My point of this letter is not to debate a special interest topic, like global warming or tobacco lawsuits. This issue underpins everything in our lives. In the last few years, humanity has reached a benchmark more significant than the splitting of the atom. There is nothing that can stop the drive for total communications and access to all the world’s information everywhere and at all times. The Internet, modern phone systems, and networks that are yet to come will form a nebulous cloud of interconnected computers, communications devices, document systems, and appliances in all areas of modern life, private and commercial. It has already started – you can see it all around you. There may still be paper, but the paper age is clearly over. In other words, our lifeline to each other is no longer the Eisenhower Thruway System and telephone wires. Fiber optical cable and radio towers – not copper and asphalt – measure the true distance between our citizens and between us and the rest of the world.

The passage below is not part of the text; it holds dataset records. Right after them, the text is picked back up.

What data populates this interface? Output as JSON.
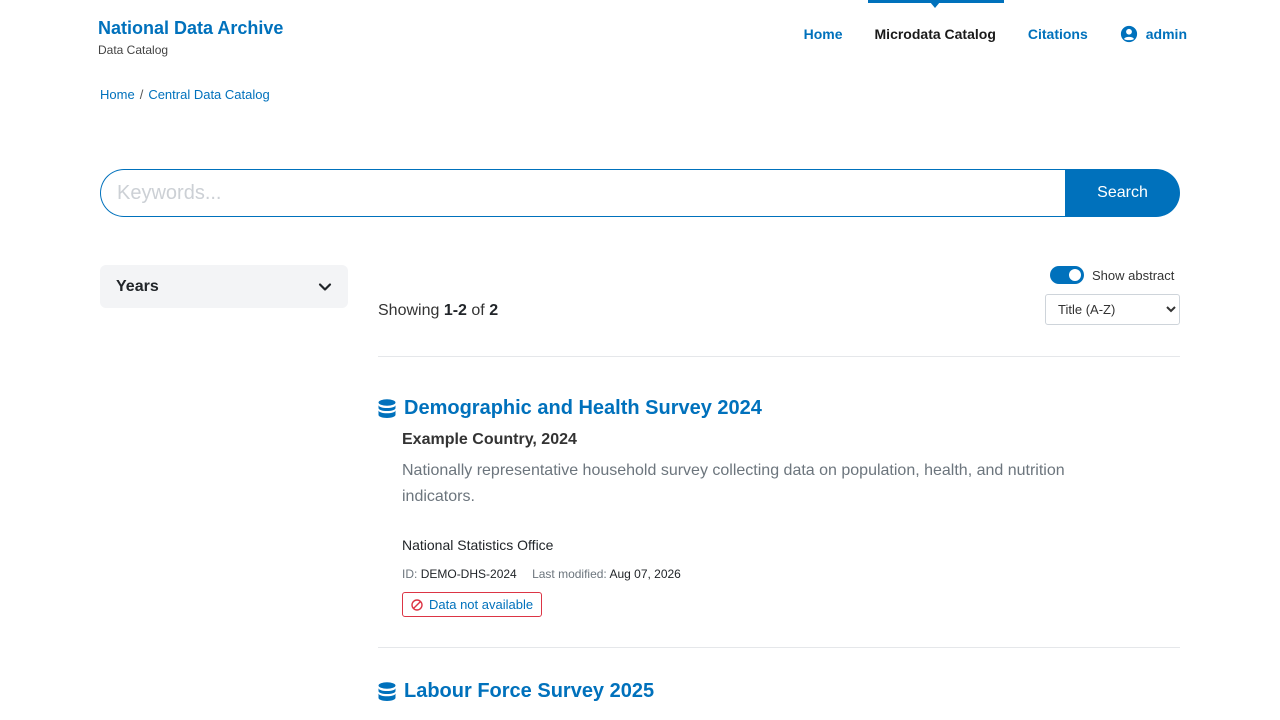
{
  "brand": {
    "title": "National Data Archive",
    "subtitle": "Data Catalog"
  },
  "nav": {
    "home": "Home",
    "catalog": "Microdata Catalog",
    "citations": "Citations",
    "user": "admin"
  },
  "breadcrumb": {
    "home": "Home",
    "separator": "/",
    "current": "Central Data Catalog"
  },
  "search": {
    "placeholder": "Keywords...",
    "button": "Search"
  },
  "facets": {
    "years_label": "Years"
  },
  "toolbar": {
    "show_abstract_label": "Show abstract",
    "show_abstract_on": true,
    "showing_prefix": "Showing",
    "showing_range": "1-2",
    "showing_of": "of",
    "showing_total": "2",
    "sort_selected": "Title (A-Z)"
  },
  "results": [
    {
      "title": "Demographic and Health Survey 2024",
      "subtitle": "Example Country, 2024",
      "abstract": "Nationally representative household survey collecting data on population, health, and nutrition indicators.",
      "organization": "National Statistics Office",
      "id_label": "ID:",
      "id_value": "DEMO-DHS-2024",
      "modified_label": "Last modified:",
      "modified_value": "Aug 07, 2026",
      "availability": "Data not available"
    },
    {
      "title": "Labour Force Survey 2025"
    }
  ],
  "colors": {
    "accent": "#0071bc",
    "danger": "#dc3545",
    "muted": "#6c757d"
  }
}
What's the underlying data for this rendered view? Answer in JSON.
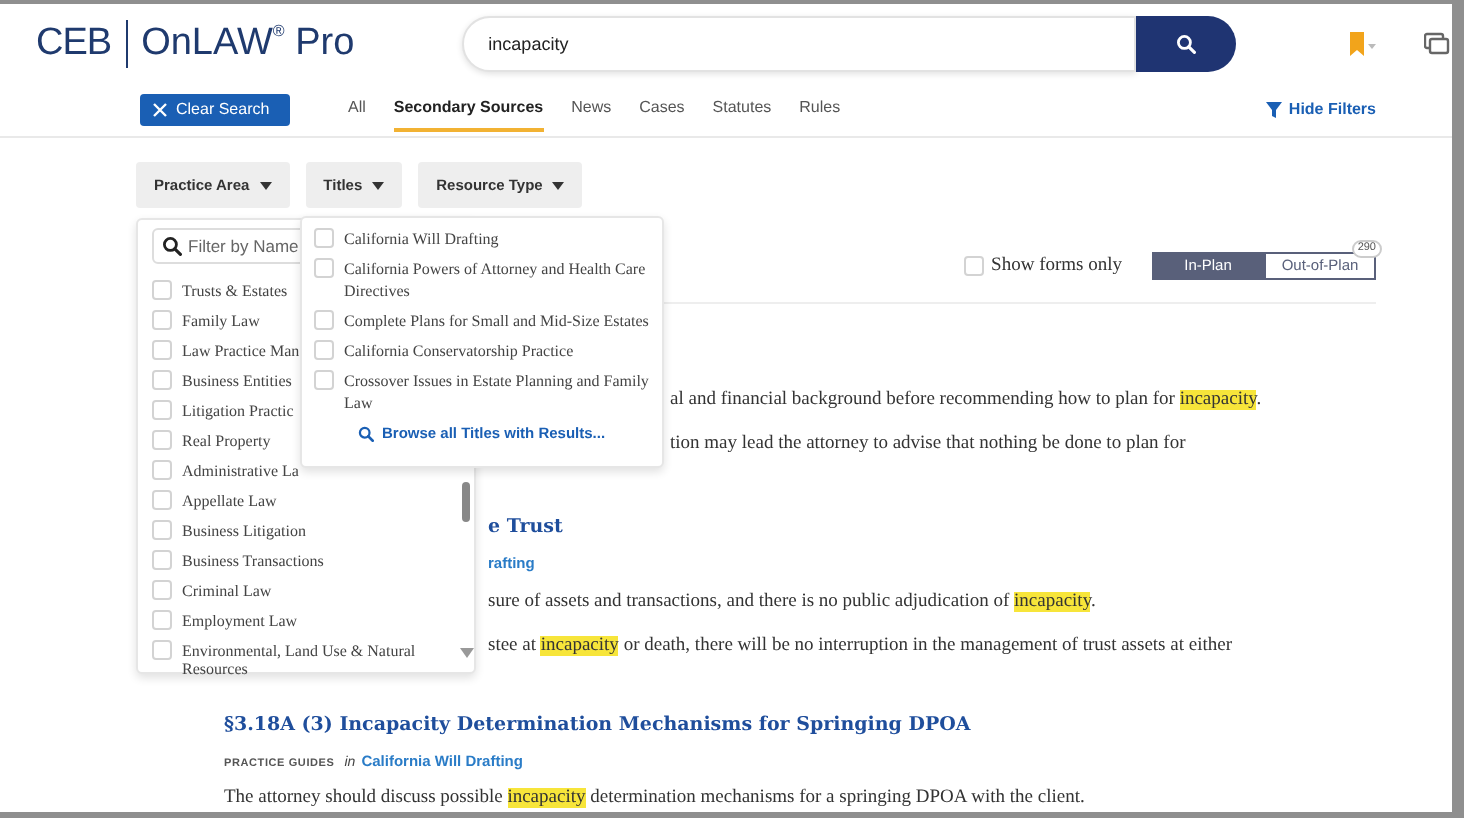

Now I do not think it is inherently the government’s responsibility to fix problems in the commercial sector. However, the Internet is larger than any company, industry, or nation, and affects every citizen in every aspect of our lives, from freedom of speech, press, and assembly, as well as access to information, goods and services. This is a new way of life for America and the world, a way of life that is – and has been – under constant attack.

What I do ask is that government acknowledge the need for particular attention paid to this problem, which is perhaps a important as or similar to the need for a homeland security bureau. We must hunt down those who would constantly threaten this important aspect of our growing way of life as seriously as those who would do us physical harm in sporadic acts of terrorism.

Foster a commercial environment that would encourage consensus among the leaders of industry and information technology for standards of prevention. Create a legal climate that would impose extreme criminal penalties upon those who are found responsible for the dissemination of hostile code and unwarranted web traffic. Remember, they are not killing one person, but something perhaps much more serious – they are cumulatively taking away literally thousands of lifetimes of moments and effort from everyday people. Pursue such initiatives as rewards for hunters and finger-pointers of such companies and people, taken from the confiscation of all their assets. Hold companies, domestic and foreign, equally accountable for third-party marketing practices.

But do not wait to act. The leaders of the technology sector are doing what they can, but are not winning the war. The federal government must be their ally. The country is counting on them – and you – to save us from this unprecedented threat to the world’s potentially unprecedented prosperity.